Profeta novo e a “cultura do cancelamento”, por padre Charles Borg

Alguns capítulos da Bíblia podem vir a ser reescritos! Ou simplesmente suprimidos! E não é por motivos dogmáticos ou canônicos, mas, sim, por imposições culturais. Ganha destaque um movimento conhecido como ‘a cultura do cancelamento’. Este movimento quer boicotar qualquer tipo de expressão ou manifestação que questiona ou contraria formas atuais de comportamento ou de pensamento considerados como avanços civilizatórios.

Observou-se recentemente o ataque a alguns monumentos de personagens históricos relacionados com a época da escravidão. Num passado não muito distante, a mesma postura vândala foi adotada pelo califado muçulmano ao destruir sítios de culturas persas milenares, reconhecidos como patrimônio da humanidade. Nos Estados Unidos, uma corrente sugere substituir, nas igrejas, imagens de Jesus Cristo e de nossa Senhora em pele branca. Entre nós, já houve gente querendo censurar Machado de Assis por insinuações racistas.

A mentalidade inspiradora deste movimento é perigosa e prejudicial. Injusta e obscurantista. É perigosa porque patrulha quem se arrisca a discorrer sobre fatos ou costumes do passado, vistos, hoje, como impróprios ou mesmo condenáveis. Ao abordar temas polêmicos, mesmo colocados dentro de seu contexto histórico, arrisca-se sofrer agressivas censuras. Manifestar opiniões e discorrer sobre teses consideradas de alguma forma ofensivas a um determinado grupo ou movimento, mesmo em âmbito estritamente acadêmico, está ficando constrangedor.

O prejuízo para a cultura em geral, ao se vingar esta mentalidade, fica óbvio, pois tolhe, de forma arbitrária, a liberdade de debater ideias. A história, tanto da filosofia como da cultura em geral, confirma que o avanço em toda área de conhecimento deu-se justamente a partir da livre discussão de opiniões e pensamentos. Alguns erros ou equívocos foram inclusive determinantes para o progresso da ciência.

Garantir a liberdade de manifestar pensamento ou de criticar determinadas teses – seja qual for a área do debate – é imprescindível para o amadurecimento da ciência. Cercear opiniões e calar pensadores em nada contribui para o avanço da cultura. Escritores e pensadores, como também editoras e jornais, estão se sentindo pressionados e perseguidos, ao permitir a abordagem de teses controversas.

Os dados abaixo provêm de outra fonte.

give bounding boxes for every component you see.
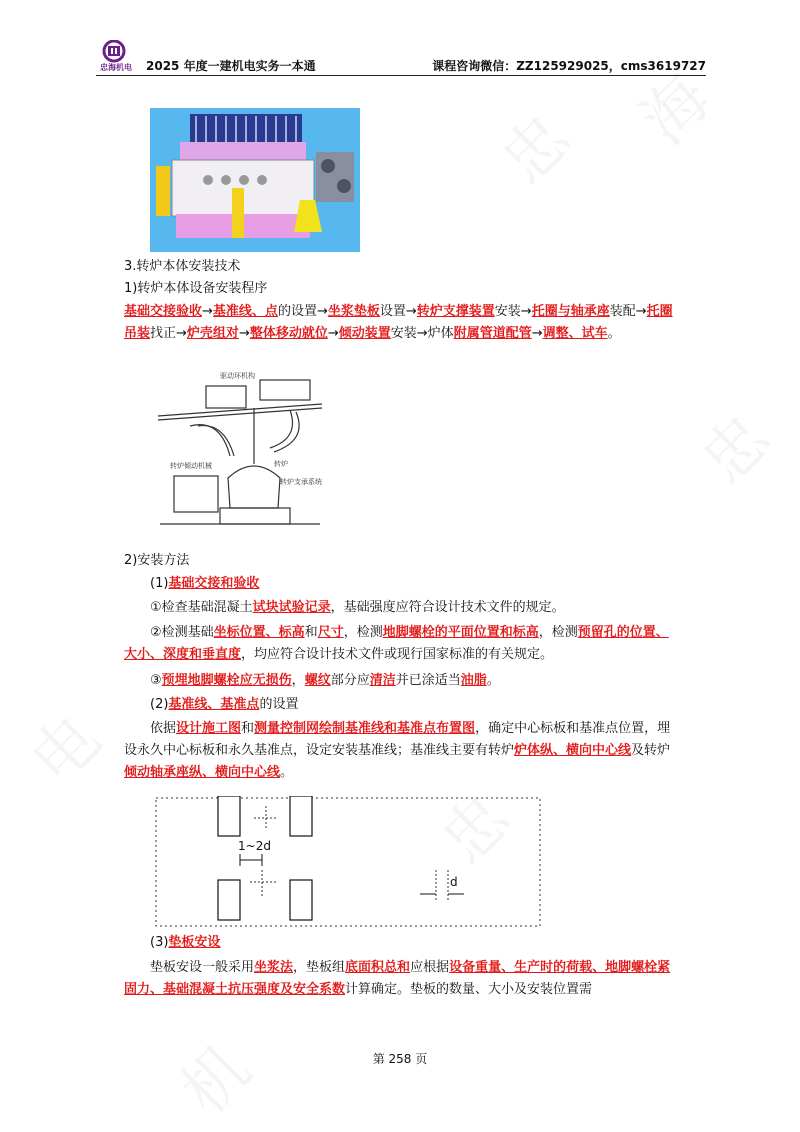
highlighted-keyword: 附属管道配管 — [453, 326, 532, 341]
drawing-label: 转炉 — [274, 460, 288, 468]
text-segment: 找正→ — [150, 326, 187, 341]
text-segment: 装配→ — [609, 304, 647, 319]
highlighted-keyword: 倾动装置 — [338, 326, 391, 341]
text-segment: 安装→ — [494, 304, 532, 319]
watermark: 忠 — [687, 401, 786, 500]
method-1-item-2 — [124, 622, 680, 666]
highlighted-keyword: 托圈与轴承座 — [531, 304, 610, 319]
highlighted-keyword: 底面积总和 — [345, 960, 411, 975]
method-3-title — [124, 932, 680, 954]
page-number: 第 258 页 — [372, 1052, 428, 1066]
highlighted-keyword: 尺寸 — [317, 625, 344, 640]
highlighted-keyword: 整体移动就位 — [249, 326, 328, 341]
text-segment: 和 — [304, 625, 318, 640]
method-2-paragraph — [124, 718, 680, 784]
text-segment: 计算确定。垫板的数量、大小及安装位置需 — [345, 982, 593, 997]
highlighted-keyword: 坐标位置、标高 — [213, 625, 305, 640]
highlighted-keyword: 预留孔的位置、大小、深度和垂直度 — [124, 625, 669, 662]
highlighted-keyword: 基础交接和验收 — [168, 576, 260, 591]
drawing-label: 驱动环机构 — [220, 372, 255, 380]
drawing-label: 转炉支承系统 — [280, 478, 322, 486]
text-segment: 。 — [607, 326, 621, 341]
text-segment: 。 — [486, 673, 500, 688]
procedure-paragraph — [124, 301, 680, 345]
method-1-item-3 — [124, 670, 680, 692]
text-segment: 依据 — [150, 721, 177, 736]
logo-text: 忠海机电 — [100, 63, 132, 72]
spacing-label: 1~2d — [238, 839, 271, 853]
watermark: 忠 — [487, 101, 586, 200]
text-segment: → — [327, 326, 339, 341]
text-segment: ③ — [150, 673, 162, 688]
method-1-title — [124, 573, 680, 595]
highlighted-keyword: 坐浆法 — [254, 960, 294, 975]
highlighted-keyword: 预埋地脚螺栓应无损伤 — [161, 673, 292, 688]
highlighted-keyword: 油脂 — [460, 673, 487, 688]
diameter-label: d — [450, 875, 458, 889]
highlighted-keyword: 托圈吊装 — [124, 304, 673, 341]
text-segment: 的设置→ — [277, 304, 328, 319]
contact-info: 课程咨询微信：ZZ125929025，cms3619727 — [432, 59, 706, 73]
highlighted-keyword: 螺纹 — [304, 673, 331, 688]
highlighted-keyword: 设备重量、生产时的荷载、地脚螺栓紧固力、基础混凝土抗压强度及安全系数 — [124, 960, 671, 997]
drawing-label: 转炉倾动机械 — [170, 462, 212, 470]
text-segment: ， — [291, 673, 305, 688]
watermark: 海 — [627, 61, 726, 160]
section-heading: 3.转炉本体安装技术 — [124, 259, 241, 274]
text-segment: ，基础强度应符合设计技术文件的规定。 — [330, 600, 565, 615]
subsection-heading: 2)安装方法 — [124, 553, 190, 568]
highlighted-keyword: 清洁 — [369, 673, 396, 688]
text-segment: 设置→ — [379, 304, 417, 319]
text-segment: 。 — [280, 765, 294, 780]
document-title: 2025 年度一建机电实务一本通 — [146, 59, 316, 73]
page-header — [96, 40, 706, 76]
highlighted-keyword: 设计施工图 — [176, 721, 242, 736]
text-segment: 并已涂适当 — [395, 673, 461, 688]
highlighted-keyword: 坐浆垫板 — [327, 304, 380, 319]
text-segment: ①检查基础混凝土 — [150, 600, 253, 615]
text-segment: → — [238, 326, 250, 341]
highlighted-keyword: 试块试验记录 — [252, 600, 331, 615]
method-2-title — [124, 694, 680, 716]
highlighted-keyword: 地脚螺栓的平面位置和标高 — [382, 625, 539, 640]
text-segment: ②检测基础 — [150, 625, 214, 640]
watermark: 机 — [167, 1031, 266, 1130]
text-segment: (1) — [150, 576, 169, 591]
highlighted-keyword: 基准线、基准点 — [168, 697, 260, 712]
text-segment: 及转炉 — [631, 743, 671, 758]
highlighted-keyword: 基础交接验收 — [124, 304, 203, 319]
converter-3d-illustration — [150, 108, 360, 252]
text-segment: → — [531, 326, 543, 341]
highlighted-keyword: 测量控制网绘制基准线和基准点布置图 — [254, 721, 476, 736]
watermark: 电 — [17, 701, 116, 800]
text-segment: 安装→炉体 — [390, 326, 454, 341]
method-3-paragraph — [124, 957, 680, 1001]
text-segment: (3) — [150, 935, 169, 950]
highlighted-keyword: 炉壳组对 — [186, 326, 239, 341]
text-segment: ，均应符合设计技术文件或现行国家标准的有关规定。 — [241, 647, 554, 662]
text-segment: 部分应 — [330, 673, 370, 688]
highlighted-keyword: 炉体纵、横向中心线 — [514, 743, 632, 758]
text-segment: ，确定中心标板和基准点位置，埋设永久中心标板和永久基准点，设定安装基准线；基准线主要有转炉 — [124, 721, 671, 758]
text-segment: 应根据 — [410, 960, 450, 975]
text-segment: 和 — [241, 721, 255, 736]
watermark: 忠 — [427, 781, 526, 880]
text-segment: 的设置 — [259, 697, 299, 712]
text-segment: (2) — [150, 697, 169, 712]
highlighted-keyword: 转炉支撑装置 — [416, 304, 495, 319]
method-1-item-1 — [124, 597, 680, 619]
text-segment: ，垫板组 — [293, 960, 346, 975]
subsection-heading: 1)转炉本体设备安装程序 — [124, 281, 268, 296]
highlighted-keyword: 垫板安设 — [168, 935, 221, 950]
highlighted-keyword: 倾动轴承座纵、横向中心线 — [124, 765, 281, 780]
highlighted-keyword: 基准线、点 — [212, 304, 278, 319]
text-segment: 垫板安设一般采用 — [150, 960, 255, 975]
text-segment: ，检测 — [538, 625, 578, 640]
highlighted-keyword: 调整、试车 — [542, 326, 608, 341]
baseline-layout-diagram — [154, 796, 544, 928]
converter-installation-drawing — [150, 368, 330, 536]
text-segment: → — [202, 304, 213, 319]
text-segment: ，检测 — [343, 625, 383, 640]
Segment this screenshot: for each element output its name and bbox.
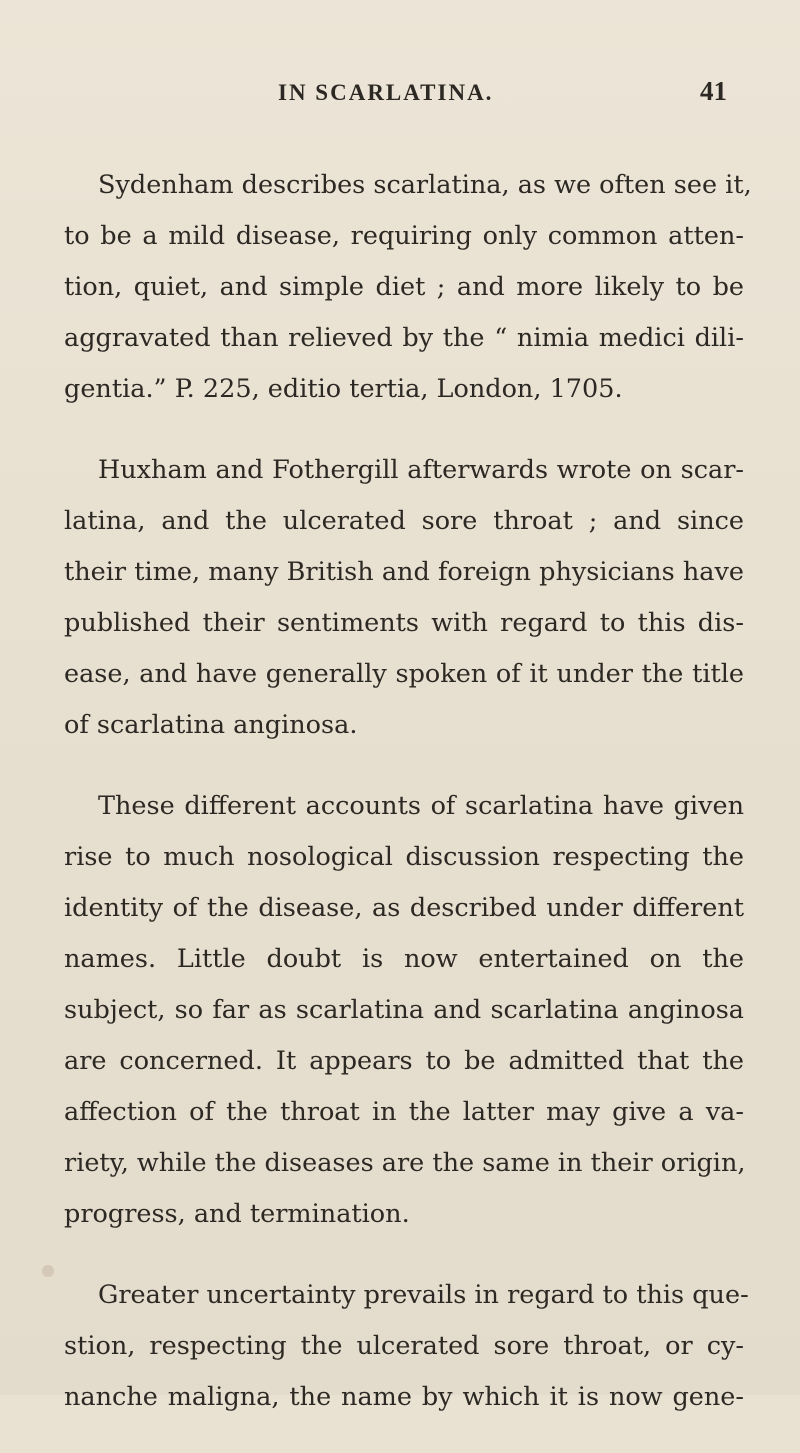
- page-number: 41: [700, 76, 727, 106]
- text-line: are concerned. It appears to be admitted that the: [64, 1046, 744, 1076]
- text-line: their time, many British and foreign physicians have: [64, 557, 744, 587]
- text-line: Sydenham describes scarlatina, as we often see it,: [98, 170, 752, 200]
- text-line: Huxham and Fothergill afterwards wrote on scar-: [98, 455, 744, 485]
- text-line: names. Little doubt is now entertained on the: [64, 944, 744, 974]
- paragraph-huxham: [64, 445, 744, 751]
- text-line: stion, respecting the ulcerated sore throat, or cy-: [64, 1331, 744, 1361]
- text-line: of scarlatina anginosa.: [64, 710, 358, 740]
- text-line: rise to much nosological discussion respecting the: [64, 842, 744, 872]
- running-head: IN SCARLATINA.: [278, 80, 494, 105]
- page-header: [0, 76, 800, 116]
- text-line: identity of the disease, as described under different: [64, 893, 744, 923]
- paper-stain: [42, 1265, 54, 1277]
- text-line: affection of the throat in the latter may give a va-: [64, 1097, 744, 1127]
- paragraph-accounts: [64, 781, 744, 1240]
- text-line: progress, and termination.: [64, 1199, 410, 1229]
- text-line: Greater uncertainty prevails in regard to this que-: [98, 1280, 749, 1310]
- text-line: latina, and the ulcerated sore throat ; and since: [64, 506, 744, 536]
- text-line: published their sentiments with regard to this dis-: [64, 608, 744, 638]
- text-line: to be a mild disease, requiring only common atten-: [64, 221, 744, 251]
- text-line: nanche maligna, the name by which it is now gene-: [64, 1382, 744, 1412]
- paragraph-uncertainty: [64, 1270, 749, 1423]
- text-line: These different accounts of scarlatina have given: [98, 791, 744, 821]
- text-line: subject, so far as scarlatina and scarlatina anginosa: [64, 995, 744, 1025]
- text-line: tion, quiet, and simple diet ; and more likely to be: [64, 272, 744, 302]
- text-line: ease, and have generally spoken of it under the title: [64, 659, 744, 689]
- text-line: aggravated than relieved by the “ nimia medici dili-: [64, 323, 744, 353]
- text-line: riety, while the diseases are the same in their origin,: [64, 1148, 746, 1178]
- paragraph-sydenham: [64, 160, 752, 415]
- body-text: [64, 160, 752, 1453]
- text-line: gentia.” P. 225, editio tertia, London, 1705.: [64, 374, 623, 404]
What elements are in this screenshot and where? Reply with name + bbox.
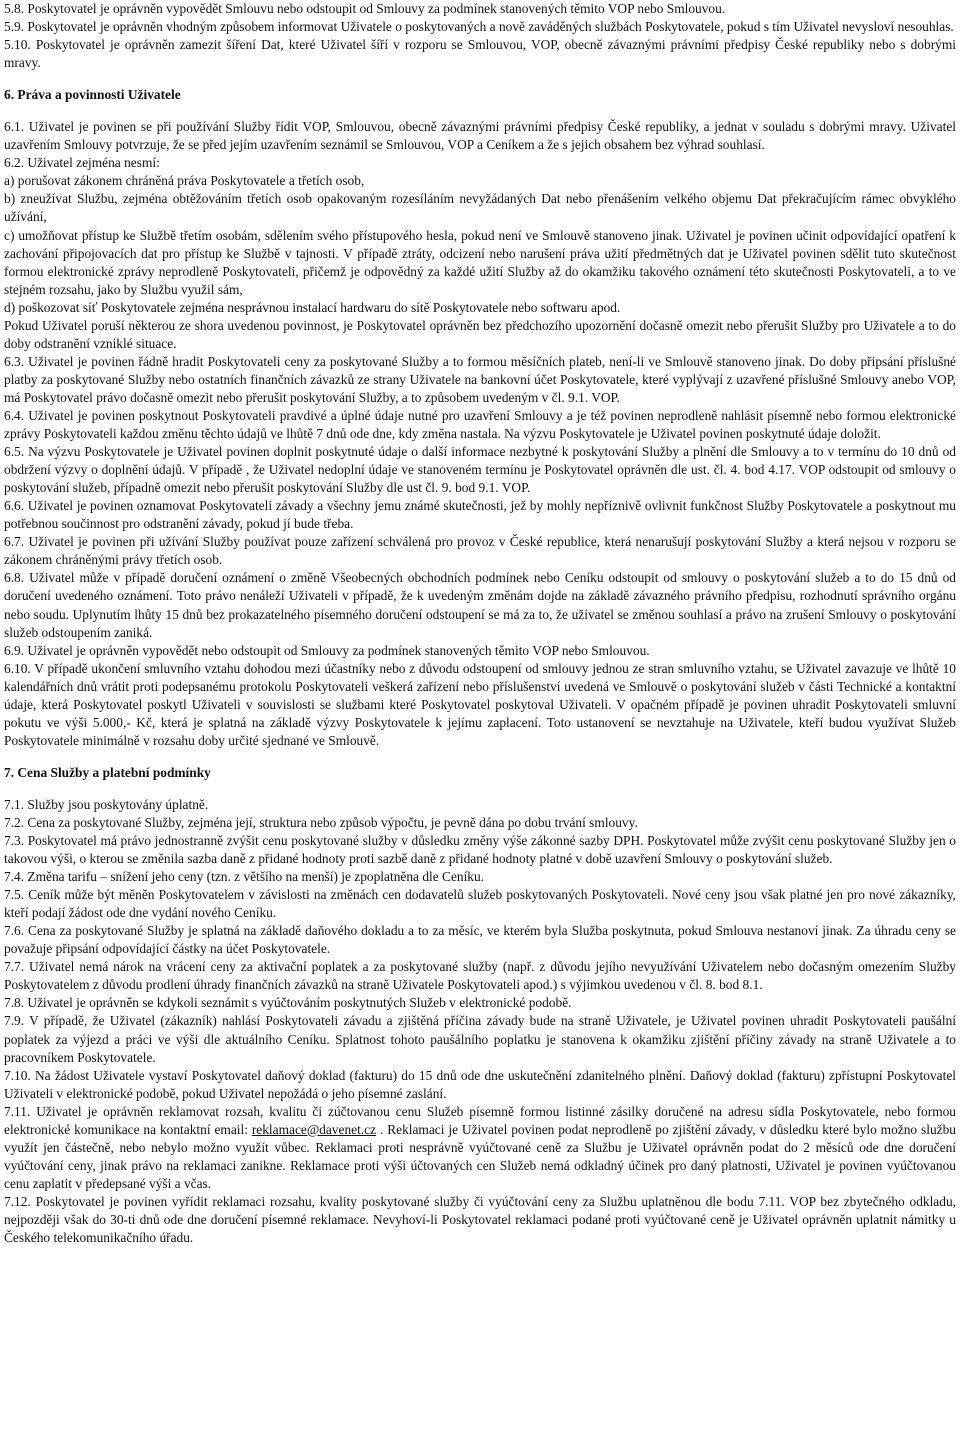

Emerge uma tensão melindrosa acerca do que se pode ou não escrever, do que se pode ou não abordar em uma palestra! Estreitar o horizonte do debate sério e respeitoso, cercear a salutar pluralidade de posições e teses, é cultural e flagrantemente empobrecedor! Defender o ponto de vista não autoriza, por óbvio, agredir ou insultar quem pensa ou é diferente. O que sobressai na escalada dessa tal ‘cultura do cancelamento’ é justamente o viés intolerante. Tacanho! Fica proibido divergir.

Levada ao extremo, esta ‘cultura de cancelamento’ pretende apagar ou reescrever a história. Propõe varrer da memória acontecimentos passados, anteriores escolas de pensamento e fórmulas de expressão considerados, sob a moderna lupa de análise, ofensivos, agressivos ou obsoletos. Exige o equilíbrio intelectual que formas de expressão, estilos de vida, jeitos comportamentais, sejam analisados e julgados dentro do contexto social, econômico e literário em que aconteceram. Avaliá-los fora do contexto conota curta inteligência. A civilização, felizmente, avançou. Os relacionamentos evoluíram.

Abolir figuras históricas porque seu comportamento ou seu discurso destoam dos atuais parâmetros representa grosseiro despreparo. Destruir imagens, vandalizar monumentos, queimar livros, banir estudos de autores controversos, porque representam concepções que ferem a moderna sensibilidade de grupos e movimentos é clara admissão de indigência cultural. Não se amadurece sem memória! Nenhuma surpresa, caso esta mentalidade revisionista progrida, aparecer algum profeta novo, auto-ungido, a determinar uma corrigida e atualizada edição da Bíblia!